LatinaLista — Ramon “Chunky” Sanchez grew up during a time when going to school meant more than just learning how to read and write. For countless Latino children, it also meant “compromising” one’s identity to fit into a school system where educators were put on the defensive when children spoke a language they couldn’t understand or had names that sounded too foreign.

Sanchez remembers those times well and in 2006 shared one particular memory of a classmate named Facundo Gonzalez as part of the national oral history project StoryCorps.

Started in 2003, StoryCorps has been collecting and preserving the stories of Americans across the country. Sanchez’s story is part of the StoryCorps Historias, an initiative to record the experiences of Latinos in the United States.

An ongoing initiative, StoryCorps, over the years, has created numerous ways for people to share their memories. Starting out in soundproof audio booths set up in various cities, the initiative now includes a mobile booth, an airstream trailer, that travels around the country booking appointments for people to come in and record, do-it-yourself kits that families can do at home featuring portable recording devices and even professionals who will come to the house.

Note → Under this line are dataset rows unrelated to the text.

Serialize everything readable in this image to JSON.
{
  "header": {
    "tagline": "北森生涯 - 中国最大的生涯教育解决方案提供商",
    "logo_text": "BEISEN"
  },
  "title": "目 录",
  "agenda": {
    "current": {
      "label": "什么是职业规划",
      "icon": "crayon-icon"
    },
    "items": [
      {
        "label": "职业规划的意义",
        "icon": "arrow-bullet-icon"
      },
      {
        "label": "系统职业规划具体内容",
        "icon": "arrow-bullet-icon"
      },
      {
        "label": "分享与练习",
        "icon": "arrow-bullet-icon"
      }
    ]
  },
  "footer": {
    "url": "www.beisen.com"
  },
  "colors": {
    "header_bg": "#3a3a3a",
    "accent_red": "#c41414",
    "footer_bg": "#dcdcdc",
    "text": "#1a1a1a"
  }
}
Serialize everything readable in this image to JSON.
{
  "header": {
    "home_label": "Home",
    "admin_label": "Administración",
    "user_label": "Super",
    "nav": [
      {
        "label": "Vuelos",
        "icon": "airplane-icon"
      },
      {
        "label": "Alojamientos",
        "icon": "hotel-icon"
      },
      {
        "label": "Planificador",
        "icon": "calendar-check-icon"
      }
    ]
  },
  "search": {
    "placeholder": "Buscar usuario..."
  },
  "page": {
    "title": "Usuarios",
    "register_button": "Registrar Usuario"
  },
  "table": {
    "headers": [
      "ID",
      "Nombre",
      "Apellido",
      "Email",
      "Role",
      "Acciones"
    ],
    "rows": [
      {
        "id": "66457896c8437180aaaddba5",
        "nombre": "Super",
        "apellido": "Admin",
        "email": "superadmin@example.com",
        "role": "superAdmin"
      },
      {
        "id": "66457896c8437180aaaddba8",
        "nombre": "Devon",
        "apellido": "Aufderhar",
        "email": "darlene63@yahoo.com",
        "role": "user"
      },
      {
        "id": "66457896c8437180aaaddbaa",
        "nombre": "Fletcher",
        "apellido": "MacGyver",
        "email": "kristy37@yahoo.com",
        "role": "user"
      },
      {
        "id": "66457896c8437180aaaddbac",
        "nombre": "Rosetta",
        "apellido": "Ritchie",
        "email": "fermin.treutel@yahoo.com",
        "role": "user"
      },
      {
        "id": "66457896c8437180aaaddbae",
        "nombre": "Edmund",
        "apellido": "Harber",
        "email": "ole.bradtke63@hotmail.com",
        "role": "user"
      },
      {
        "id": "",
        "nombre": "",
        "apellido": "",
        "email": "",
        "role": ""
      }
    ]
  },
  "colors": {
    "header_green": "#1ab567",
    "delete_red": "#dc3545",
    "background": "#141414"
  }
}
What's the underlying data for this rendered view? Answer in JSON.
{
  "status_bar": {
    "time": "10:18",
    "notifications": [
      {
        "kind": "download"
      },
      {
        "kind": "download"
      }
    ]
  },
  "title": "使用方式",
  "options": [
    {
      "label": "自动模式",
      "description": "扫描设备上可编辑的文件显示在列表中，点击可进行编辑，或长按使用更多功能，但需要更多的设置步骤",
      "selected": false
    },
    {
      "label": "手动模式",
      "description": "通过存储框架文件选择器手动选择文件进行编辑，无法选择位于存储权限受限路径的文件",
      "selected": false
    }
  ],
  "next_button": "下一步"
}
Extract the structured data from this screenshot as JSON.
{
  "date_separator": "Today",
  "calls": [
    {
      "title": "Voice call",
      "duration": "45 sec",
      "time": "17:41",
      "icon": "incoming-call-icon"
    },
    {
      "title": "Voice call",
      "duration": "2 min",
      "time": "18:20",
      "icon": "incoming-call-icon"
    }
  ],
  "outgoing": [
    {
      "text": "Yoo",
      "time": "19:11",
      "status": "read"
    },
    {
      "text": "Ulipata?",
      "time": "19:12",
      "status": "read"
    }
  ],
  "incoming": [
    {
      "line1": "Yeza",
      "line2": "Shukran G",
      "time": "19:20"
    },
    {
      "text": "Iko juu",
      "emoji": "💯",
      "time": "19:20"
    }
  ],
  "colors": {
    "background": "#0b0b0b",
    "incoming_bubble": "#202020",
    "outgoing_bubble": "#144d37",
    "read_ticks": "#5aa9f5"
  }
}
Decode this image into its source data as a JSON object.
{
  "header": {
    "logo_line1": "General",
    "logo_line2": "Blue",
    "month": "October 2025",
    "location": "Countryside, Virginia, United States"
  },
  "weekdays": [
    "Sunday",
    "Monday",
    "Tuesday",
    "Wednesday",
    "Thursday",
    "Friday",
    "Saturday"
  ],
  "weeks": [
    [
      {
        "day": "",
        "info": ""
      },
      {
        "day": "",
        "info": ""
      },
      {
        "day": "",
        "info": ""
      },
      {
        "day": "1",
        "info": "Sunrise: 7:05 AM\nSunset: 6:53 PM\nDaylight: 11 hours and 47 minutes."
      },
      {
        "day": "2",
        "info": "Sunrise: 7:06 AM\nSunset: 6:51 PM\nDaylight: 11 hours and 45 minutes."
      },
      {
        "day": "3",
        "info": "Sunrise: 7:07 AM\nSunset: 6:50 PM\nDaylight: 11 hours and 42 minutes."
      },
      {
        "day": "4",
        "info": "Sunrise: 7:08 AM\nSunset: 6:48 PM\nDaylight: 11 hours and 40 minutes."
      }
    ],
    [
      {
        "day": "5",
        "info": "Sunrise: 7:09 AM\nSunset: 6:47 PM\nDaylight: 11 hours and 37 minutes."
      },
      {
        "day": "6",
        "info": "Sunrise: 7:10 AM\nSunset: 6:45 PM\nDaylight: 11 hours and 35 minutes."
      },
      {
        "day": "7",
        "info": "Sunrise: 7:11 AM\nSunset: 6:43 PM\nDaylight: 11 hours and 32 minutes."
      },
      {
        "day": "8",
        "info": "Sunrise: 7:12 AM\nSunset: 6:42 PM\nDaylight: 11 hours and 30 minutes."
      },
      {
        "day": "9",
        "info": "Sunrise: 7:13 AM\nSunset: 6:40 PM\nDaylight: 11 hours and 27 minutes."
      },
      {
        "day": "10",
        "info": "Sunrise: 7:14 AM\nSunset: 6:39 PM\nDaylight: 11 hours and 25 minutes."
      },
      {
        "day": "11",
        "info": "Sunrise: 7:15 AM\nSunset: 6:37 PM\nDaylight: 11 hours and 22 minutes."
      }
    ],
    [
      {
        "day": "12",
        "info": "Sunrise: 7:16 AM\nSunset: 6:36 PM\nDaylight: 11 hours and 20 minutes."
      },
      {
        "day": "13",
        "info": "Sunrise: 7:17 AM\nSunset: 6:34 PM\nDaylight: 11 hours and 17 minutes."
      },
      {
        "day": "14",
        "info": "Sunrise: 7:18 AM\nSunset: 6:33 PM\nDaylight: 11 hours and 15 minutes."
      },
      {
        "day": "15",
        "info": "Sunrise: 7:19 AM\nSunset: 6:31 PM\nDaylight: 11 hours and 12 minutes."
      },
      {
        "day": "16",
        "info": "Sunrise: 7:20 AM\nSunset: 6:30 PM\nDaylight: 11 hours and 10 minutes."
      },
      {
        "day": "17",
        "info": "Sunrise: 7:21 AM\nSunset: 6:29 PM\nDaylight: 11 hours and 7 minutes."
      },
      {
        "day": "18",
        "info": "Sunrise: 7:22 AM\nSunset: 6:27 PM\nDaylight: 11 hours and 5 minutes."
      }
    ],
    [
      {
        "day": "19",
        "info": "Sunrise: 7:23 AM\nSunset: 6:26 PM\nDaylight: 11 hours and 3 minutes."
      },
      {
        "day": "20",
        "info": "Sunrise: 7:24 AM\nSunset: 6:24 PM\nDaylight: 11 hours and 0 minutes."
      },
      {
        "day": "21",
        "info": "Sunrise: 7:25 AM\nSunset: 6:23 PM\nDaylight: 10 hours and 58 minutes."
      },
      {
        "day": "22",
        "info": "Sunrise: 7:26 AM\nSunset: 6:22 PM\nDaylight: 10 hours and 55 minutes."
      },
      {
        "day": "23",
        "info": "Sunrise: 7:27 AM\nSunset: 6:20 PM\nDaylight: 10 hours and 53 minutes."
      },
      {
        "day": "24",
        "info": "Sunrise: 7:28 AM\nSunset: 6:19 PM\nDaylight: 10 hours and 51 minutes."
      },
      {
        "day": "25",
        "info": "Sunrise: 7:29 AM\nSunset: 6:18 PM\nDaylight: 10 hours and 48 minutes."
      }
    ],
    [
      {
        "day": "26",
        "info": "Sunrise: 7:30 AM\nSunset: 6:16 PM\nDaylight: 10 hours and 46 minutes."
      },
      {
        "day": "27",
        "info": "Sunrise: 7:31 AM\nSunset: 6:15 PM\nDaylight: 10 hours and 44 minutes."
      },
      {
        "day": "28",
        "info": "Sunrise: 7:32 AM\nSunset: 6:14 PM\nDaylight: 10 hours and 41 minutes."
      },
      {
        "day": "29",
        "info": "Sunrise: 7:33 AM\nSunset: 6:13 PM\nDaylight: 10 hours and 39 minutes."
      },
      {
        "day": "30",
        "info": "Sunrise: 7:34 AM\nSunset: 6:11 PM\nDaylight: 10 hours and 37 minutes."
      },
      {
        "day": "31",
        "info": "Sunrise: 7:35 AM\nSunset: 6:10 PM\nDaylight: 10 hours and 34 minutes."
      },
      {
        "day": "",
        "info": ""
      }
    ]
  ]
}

Along with this evolution of giving people more access to recording their own stories, StoryCorps, since 2010, began converting some of their favorite stories into animated shorts. Sanchez’s tale about Facundo was turned into “Facundo the Great.”

The animated shorts have proven to be so popular that StoryCorps wants to create a full-length animated film based on stories they’ve collected. PBS, a network that already airs the StoryCorps’ animated shorts, committed to air the full-length film in 2013 — if StoryCorps can raise enough money for their production costs.

StoryCorps created a Kickstarter campaign to help with the funding and with only four days left in the campaign they are so close to their goal, but not quite there yet.

A visit to their Kickstarter site not only shows how close they are to their goal and what each donation level will get the donor but an added treat is that some of the animated shorts done so far by StoryCorps can be found on the site.

And the one thing that becomes immediately apparent from seeing the animated shorts is just how rich the United States is in its diversity.